- Born: Peter Morten Larsen 2 December 1888 Kragerø, Norway
- Died: 18 February 1984 (aged 95)
- Burial place: Kragerø
- Education: Norwegian Naval Academy
- Military career
- Allegiance: Norway
- Branch: Royal Norwegian Navy
- Rank: Commander
- Commands: 3rd Naval District
- Conflicts: World War II
- Awards: Commander of the Order of Dannebrog Commander of the Legion of Honour Defence Medal 1940–1945 with Star St. Olav's Medal With Oak Branch
- Other work: Whaling fleet controller, trading merchant

= Morten Bredsdorff =

Norwegian navy officer (1888-1984)

Peter Morten Bredsdorff (2 December 1888 - 18 February 1984) was a Norwegian naval officer.

== Early life ==
On 2 December 1888, Bredsdorff was born in Kragerø, Norway. Bredsdorff's parents were ship-owner Harald Larsen (1851-1929) and Gunhild née Bredsdorff (1858-1944). In 1893, Bredsdorff assumed the last name Bredsdorff.

== Education ==
Bredsdorff graduated from the Norwegian Naval Academy in 1910.

== Career ==
As a Norwegian naval officer, Bredsdorff rose in ranks to Premier Lieutenant in 1913, Captain in 1928, Captain Commander in 1940 and Commander in 1942.

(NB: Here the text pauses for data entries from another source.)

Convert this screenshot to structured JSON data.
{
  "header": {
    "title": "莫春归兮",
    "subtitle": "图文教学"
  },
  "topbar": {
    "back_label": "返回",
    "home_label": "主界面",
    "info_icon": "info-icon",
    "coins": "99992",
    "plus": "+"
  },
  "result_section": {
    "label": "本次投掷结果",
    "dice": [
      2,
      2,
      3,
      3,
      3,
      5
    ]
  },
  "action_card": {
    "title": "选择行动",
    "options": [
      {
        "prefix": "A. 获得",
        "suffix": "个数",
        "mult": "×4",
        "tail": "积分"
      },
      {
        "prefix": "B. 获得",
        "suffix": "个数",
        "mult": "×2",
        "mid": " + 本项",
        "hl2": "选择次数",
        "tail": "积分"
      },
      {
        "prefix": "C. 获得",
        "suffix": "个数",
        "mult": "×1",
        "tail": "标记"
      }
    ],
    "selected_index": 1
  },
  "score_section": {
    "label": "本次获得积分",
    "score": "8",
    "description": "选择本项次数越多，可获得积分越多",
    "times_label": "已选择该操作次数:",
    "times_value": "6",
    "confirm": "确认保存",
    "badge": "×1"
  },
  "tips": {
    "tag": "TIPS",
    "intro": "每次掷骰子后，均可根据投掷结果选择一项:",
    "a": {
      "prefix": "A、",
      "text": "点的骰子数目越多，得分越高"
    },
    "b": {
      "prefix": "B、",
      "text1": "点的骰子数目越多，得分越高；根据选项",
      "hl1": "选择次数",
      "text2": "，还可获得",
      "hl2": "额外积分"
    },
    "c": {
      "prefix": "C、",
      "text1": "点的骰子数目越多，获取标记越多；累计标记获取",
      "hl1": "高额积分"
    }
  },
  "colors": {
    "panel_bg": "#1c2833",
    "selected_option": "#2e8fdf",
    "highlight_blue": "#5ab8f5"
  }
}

During the Second World War he served the exiled Norwegian government as chief commander of the 3rd Naval District. Based out of the United Kingdom and Svalbard, he was captured by German forces at Svalbard during Operation Zitronella in 1943. He was imprisoned in Schildberg from January 1944 and then Luckenwalde from January 1945 to the war's end.

After the war he led a naval corps with HQ in Horten from 1946 to 1953. From 1947 to 1951 he led the Naval Society and also served as aide-de-camp to Haakon VII of Norway. Bredsdorff was a Commander of the Order of Dannebrog and of the Legion of Honour, was decorated with the Defence Medal 1940–1945 with Star, the St. Olav's Medal with Oak Branch, the Haakon VII 70th Anniversary Medal and the Haakon VII Jubilee Medal 1905-1955.

He then left the armed forces, working as a controller in the whaling fleet between 1953 and 1957 and then as a trading merchant until 1960.

== Personal life ==
Bredsdorff died at 95 years of age and is buried in Kragerø.